Séminaire LATMOS mardi 15 mai 11H (Jussieu). Kevin W. Bowman (Jet Propulsion Laboratory, California Institute of Technology): "Observational constraints on climate forcing: perspectives from satellites, models, and assimilation"

Atmospheric composition is the primary driver of climate and environmental change from human activity. Well-mixed greenhouse gases such as carbon dioxide are linked to short-lived climate forcers
such as ozone through common combustion sources, chemistry, and eco-system processes. Consequently, policy studies are beginning to consider both air quality and climate impacts within an Earth
System context to develop global mitigation strategies. Satellite observations from instruments such as the NASA Tropospheric Emission Spectrometer play an important role in understanding the processes
controlling atmospheric composition as well as their attribution to specific sources.

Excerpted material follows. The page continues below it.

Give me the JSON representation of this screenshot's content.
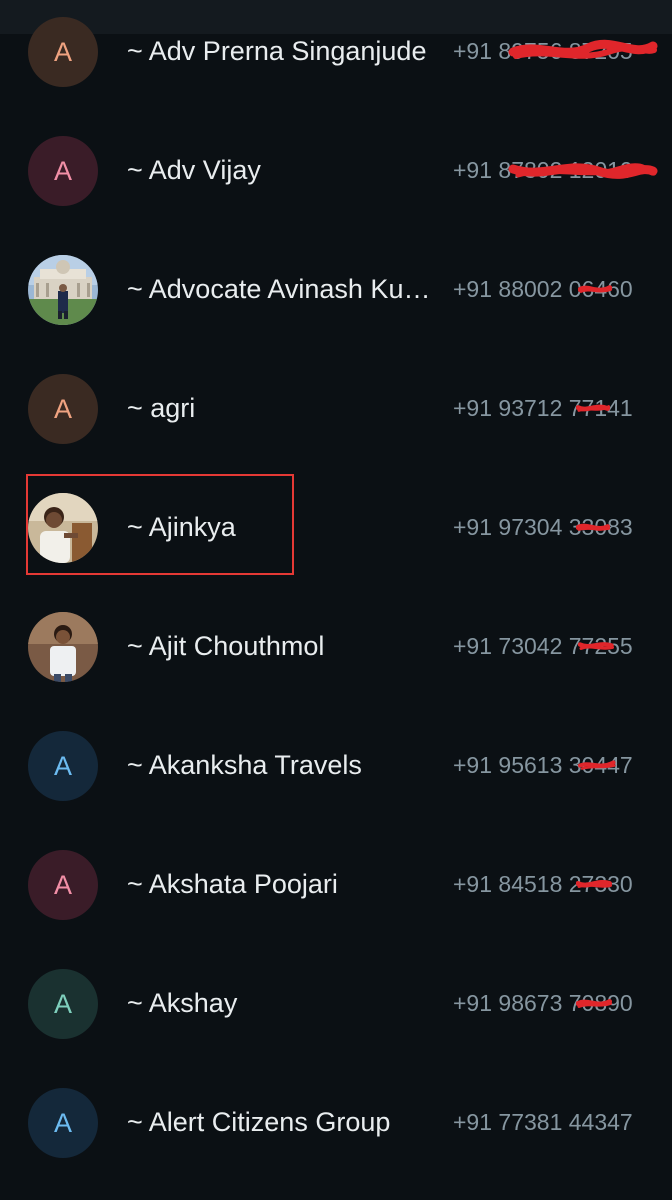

In conjunction with atmospheric models and advanced assimilation techniques, these data are providing constraints on
how changes in composition force both climate and air quality, setting the stage for effective mitigation strategies. We will show how ozone radiative forcing can be attributed to spatially resolved sources
and sinks through a combination of satellite-derived instantaneous radiative kernels (IRK) and adjoint modeling techniques. These IRK will also be used toevaluate ensemble chemistry-climate model
ozone predictions and their radiative forcing, providing a calibration point between historic change and future response of climate.